Judge lambastes Nunavik leaders
Easy access to booze and guns fuel deadly shootings
In a Feb. 8 sentencing decision in the case of a young man convicted for his involvement in a deadly shooting spree on Feb. 9, 2005, a Nunavik judge criticized Nunavik leaders for allowing the free flow of alcohol in the region and easy access to deadly firearms.
Judge Daniel Bédard of the Quebec travelling court issued a lengthy jail sentence to Michel Tooktoo of Kuujjuaraapik. Michel and another young man, Allie Tooktoo, 21 at the time of the incident, took part in an armed attack in which two other young men were blasted with a 12-gauge shotgun.
Timothy Fleming, 17, was killed and Aibilie Weetaltuk, 15, was disfigured for life.
“Inuit authorities, well aware of the social impact of alcohol abuse on the members of the community and the violence associated with it, permit the operations of the bars located in Kuujjuaraapik and Kuujjuaq,” Bédard said.
“Put together, alcohol abuse and the availability of firearms constitute the necessary and sufficient ingredients that lead to explosive situations, as what took place in the present matter,” Bédard said.
Bars in Kuujjuaraapik and Kuujjuaq are owned by Inuit landholding corporations that are creations of the James Bay land claims agreement.

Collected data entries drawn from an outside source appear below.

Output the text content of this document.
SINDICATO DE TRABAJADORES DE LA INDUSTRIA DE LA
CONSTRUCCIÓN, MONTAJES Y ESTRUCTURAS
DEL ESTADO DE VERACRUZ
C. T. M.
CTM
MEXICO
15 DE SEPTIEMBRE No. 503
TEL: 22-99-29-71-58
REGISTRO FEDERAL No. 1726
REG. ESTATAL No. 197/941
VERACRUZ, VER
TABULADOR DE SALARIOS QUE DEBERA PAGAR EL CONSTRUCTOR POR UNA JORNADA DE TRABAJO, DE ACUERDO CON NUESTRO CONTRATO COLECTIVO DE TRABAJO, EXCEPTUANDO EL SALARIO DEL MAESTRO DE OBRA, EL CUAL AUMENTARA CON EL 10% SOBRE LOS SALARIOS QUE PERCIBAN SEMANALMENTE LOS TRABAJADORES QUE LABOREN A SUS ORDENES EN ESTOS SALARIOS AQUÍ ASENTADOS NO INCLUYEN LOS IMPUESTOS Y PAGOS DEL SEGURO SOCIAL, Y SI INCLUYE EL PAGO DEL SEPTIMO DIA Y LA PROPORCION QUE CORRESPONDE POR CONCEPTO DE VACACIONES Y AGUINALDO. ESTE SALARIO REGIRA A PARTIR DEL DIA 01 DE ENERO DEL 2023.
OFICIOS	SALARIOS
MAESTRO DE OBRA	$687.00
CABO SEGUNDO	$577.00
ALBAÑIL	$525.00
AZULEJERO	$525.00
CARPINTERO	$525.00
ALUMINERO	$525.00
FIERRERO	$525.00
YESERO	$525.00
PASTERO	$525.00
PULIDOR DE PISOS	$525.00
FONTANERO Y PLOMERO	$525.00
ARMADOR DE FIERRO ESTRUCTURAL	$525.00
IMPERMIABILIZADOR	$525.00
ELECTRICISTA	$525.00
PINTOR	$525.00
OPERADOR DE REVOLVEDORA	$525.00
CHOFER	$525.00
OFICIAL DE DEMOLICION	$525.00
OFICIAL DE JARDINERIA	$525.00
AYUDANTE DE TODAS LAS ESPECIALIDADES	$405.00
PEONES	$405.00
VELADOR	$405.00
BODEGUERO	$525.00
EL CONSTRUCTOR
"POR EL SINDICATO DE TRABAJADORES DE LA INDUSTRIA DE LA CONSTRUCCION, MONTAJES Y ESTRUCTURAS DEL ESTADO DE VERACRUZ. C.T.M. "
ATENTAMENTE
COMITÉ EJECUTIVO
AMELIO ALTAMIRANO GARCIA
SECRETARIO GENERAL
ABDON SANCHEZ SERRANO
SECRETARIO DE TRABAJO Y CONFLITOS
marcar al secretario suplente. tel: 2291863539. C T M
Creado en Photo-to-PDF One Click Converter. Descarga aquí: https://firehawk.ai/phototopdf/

A second bar in Kuujjuarapik is run as a social club with Inuit, Cree and non-aboriginal members.
Bédard invited Kuujjuaraapik’s municipal leaders into the courtroom to hear his 14-page sentencing judgment for Michel Tooktoo, who was 17 at the time of the shooting, but who was tried and sentenced as an adult.
Michel received eight years for manslaughter, three years for aggravated assault and one year for the illegal use of a firearm. In determining the length of the Michel’s sentence, Bédard took into account the offender’s young age.
Because he received a credit of four years for time spent in preventive custody awaiting trial, Michel will now serve out only eight years of the 12-year total, in an adult facility. He is also prohibited from possessing firearms until February 2017.
Allie Tooktoo pleaded guilty, on an earlier court date, to manslaughter and aggravated assault. Bédard gave him a five-year sentence, followed by a three-year probation period.
Bédard said the tragedy contains a “wake-up” message for leaders to clamp down on booze and loose firearms in Nunavik.
“Dramatic incident indeed, but can we say sufficiently dramatic to provoke a change in the community’s approach towards alcohol abuse and access to firearms?” Bédard said.
Bédard’s judgment says Michel, who had been arguing with Timothy Fleming over a girl, shot the 17-year-old boy three times with a 12-gauge shotgun and then hit him on the head with the gun’s handle when he ran out of ammunition.
The other victim, Aibilie Weetaltuk, then 15, pleaded with Michel not to shoot him more than once. But Michel shot the second victim twice, once on the back and arms and once in the legs.
“He did not shoot to scare, he shot to kill,” Bédard said of Michel’s use of the firearm.
Allie helped Michel by kicking Fleming and jumping on his head, the judgment says.
Bédard described how Michel had been “living a life based on alcohol and drug consumption, with no plans or objectives for the future, with serious behavioural problems to a point where he was tagged by some members of the community as a bum.”
Michel’s presentencing report said he did not suffer much remorse and had not made “significant gains” in preventive custody in a youth facility: “he blames his actions on drugs and alcohol.”
According to a report filed by the defence and written by an expert in pharmacology, at the time of the incident, Michel had an extremely high blood alcohol level, and was “extremely intoxicated.”
For this reason, Bédard’s judgment said the Crown and the defence agreed that Michel couldn’t have had “the required specific intention to commit a murder” and so he pleaded guilty to manslaughter using a firearm, assault causing injury and aggravated assault.
An adult sentence can be imposed on youths aged 14 to 17 for offences such as murder, manslaughter or attempted murder, and aggravated sexual assault, according to section 61 of the Youth Criminal Justice Act.
The two young men were arrested shortly after Kativik Regional Police Force responded to a disturbance around at House 544 in Kuujjuaraapik around three o’clock in the morning on Feb. 9.
Michel Tooktoo was originally charged with first-degree murder, attempted murder, use of a firearm while committing an offense and causing bodily harm in discharging a weapon. Allie Tooktoo originally faced a charge of second-degree murder and aggravated assault with a weapon.
The justice committee in Kuujjuaraapik did not offer the court an opinion on sentencing.